Я невольно улыбнулась.
— Я сообщу майору Уолтерсу о высоком мнении, сложившемся у ФБР о местной полиции.
Он очень сухо рассмеялся.
— Прости, если я только осложнил тебе дело. Кажется, я на всем этом немного зациклился.
— Пока, Джиллет.
— Пока, Мерри.
Я положила трубку и тяжелее оперлась на стол. Гален прижал меня к себе, стараясь не потревожить больную руку.
— Почему ты не разрешила ему приехать?
Я подняла голову и вгляделась в него — искала на этом открытом лице проблески понимания. Его глаза оставались зелеными, широко раскрытыми и невинными.
Я хотела заплакать, мне нужно было заплакать. Джиллету я позвонила, потому что убийство оживило старых призраков. Не настоящих призраков, а ту душевную боль, которая, кажется, уже умерла — но снова возвращается мучить тебя, как глубоко ты ее ни похорони.
Дойл шагнул ко мне.
— Я вижу, ты становишься все более достойной трона, Мередит, с каждым днем, с каждой минутой. — Он легко тронул меня за руку, словно не был уверен, что мне сейчас хочется прикосновений.
Мое дыхание вырвалось с громким всхлипом, и я бросилась ему на грудь. Он обнял меня, яростно и почти до боли крепко. Он держал меня, пока я рыдала, потому что понимал, чего стоило мне отказаться от давней детской привязанности.
Баринтус подошел к нам и обнял обоих, притягивая к себе. Я подняла глаза и увидела слезы, бегущие по его лицу.
— Ты сейчас была дочерью своего отца, как никогда раньше.
Гален обнял нас с другой стороны, так что мы стояли, связанные общим теплом и близостью. Но я уже поняла, что Гален, как и Джиллет, был детской фантазией.

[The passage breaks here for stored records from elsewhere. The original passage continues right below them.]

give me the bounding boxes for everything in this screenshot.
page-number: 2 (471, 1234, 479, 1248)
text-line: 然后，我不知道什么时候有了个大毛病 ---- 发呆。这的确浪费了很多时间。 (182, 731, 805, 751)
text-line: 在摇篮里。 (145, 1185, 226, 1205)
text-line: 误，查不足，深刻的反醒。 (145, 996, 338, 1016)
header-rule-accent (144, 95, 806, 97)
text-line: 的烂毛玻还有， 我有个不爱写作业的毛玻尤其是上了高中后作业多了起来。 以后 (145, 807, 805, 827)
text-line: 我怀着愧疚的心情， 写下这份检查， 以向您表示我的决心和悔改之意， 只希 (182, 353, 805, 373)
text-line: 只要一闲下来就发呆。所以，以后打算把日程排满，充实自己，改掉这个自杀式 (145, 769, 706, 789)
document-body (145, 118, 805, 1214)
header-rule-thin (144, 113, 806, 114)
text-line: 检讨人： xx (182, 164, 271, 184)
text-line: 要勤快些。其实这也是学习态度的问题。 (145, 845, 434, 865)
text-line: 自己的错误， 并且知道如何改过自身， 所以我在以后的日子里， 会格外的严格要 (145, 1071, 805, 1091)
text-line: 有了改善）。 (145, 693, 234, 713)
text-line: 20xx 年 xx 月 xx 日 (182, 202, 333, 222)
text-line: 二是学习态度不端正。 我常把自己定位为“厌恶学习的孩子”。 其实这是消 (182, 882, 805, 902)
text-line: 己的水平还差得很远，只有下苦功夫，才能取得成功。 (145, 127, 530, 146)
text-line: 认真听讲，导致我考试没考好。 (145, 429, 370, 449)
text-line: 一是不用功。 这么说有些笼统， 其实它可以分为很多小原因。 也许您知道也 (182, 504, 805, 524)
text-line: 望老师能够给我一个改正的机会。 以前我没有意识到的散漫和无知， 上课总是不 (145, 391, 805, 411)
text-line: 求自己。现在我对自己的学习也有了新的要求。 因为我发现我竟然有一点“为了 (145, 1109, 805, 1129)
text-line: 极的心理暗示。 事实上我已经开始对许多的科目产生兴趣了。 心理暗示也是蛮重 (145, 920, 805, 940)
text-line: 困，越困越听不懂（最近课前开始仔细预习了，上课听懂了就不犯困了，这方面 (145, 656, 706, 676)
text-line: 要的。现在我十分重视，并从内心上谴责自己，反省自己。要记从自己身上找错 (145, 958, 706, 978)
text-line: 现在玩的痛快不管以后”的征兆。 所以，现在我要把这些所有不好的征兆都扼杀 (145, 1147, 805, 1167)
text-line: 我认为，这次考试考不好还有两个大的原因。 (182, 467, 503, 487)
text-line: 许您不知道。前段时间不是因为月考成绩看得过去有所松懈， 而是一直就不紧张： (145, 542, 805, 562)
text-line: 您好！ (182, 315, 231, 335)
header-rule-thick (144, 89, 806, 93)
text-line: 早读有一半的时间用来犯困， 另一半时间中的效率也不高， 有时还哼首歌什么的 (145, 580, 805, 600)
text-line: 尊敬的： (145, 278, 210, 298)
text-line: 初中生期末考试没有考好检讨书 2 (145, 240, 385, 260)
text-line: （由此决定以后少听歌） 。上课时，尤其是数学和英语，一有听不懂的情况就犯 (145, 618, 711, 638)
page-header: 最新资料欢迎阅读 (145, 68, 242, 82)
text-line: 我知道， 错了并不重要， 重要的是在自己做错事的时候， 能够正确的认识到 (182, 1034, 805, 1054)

Они обнимали меня, а я рыдала. Слово "плач" для этого не подходило. Рыдания уносили остатки моего детства. Мне было тридцать три; поздновато избавляться от детских привязанностей, но иногда раны бывают так глубоки, что тормозят нас. Удерживают от взросления, не дают идти дальше, не позволяют видеть вещи такими, как они есть.
Я позволила им обнимать себя, пока я плакала, пока Баринтус плакал вместе со мной. Я позволила им обнимать себя, но в глубине души я знала, что Гален — и только Гален — не понял, что произошло. Он был самым доверенным моим другом среди стражей. Мой друг, моя первая любовь — но он спросил, почему я не разрешила Джиллету приехать.
Я плакала, а они меня утешали, но оплакивала я не только смерть моего отца.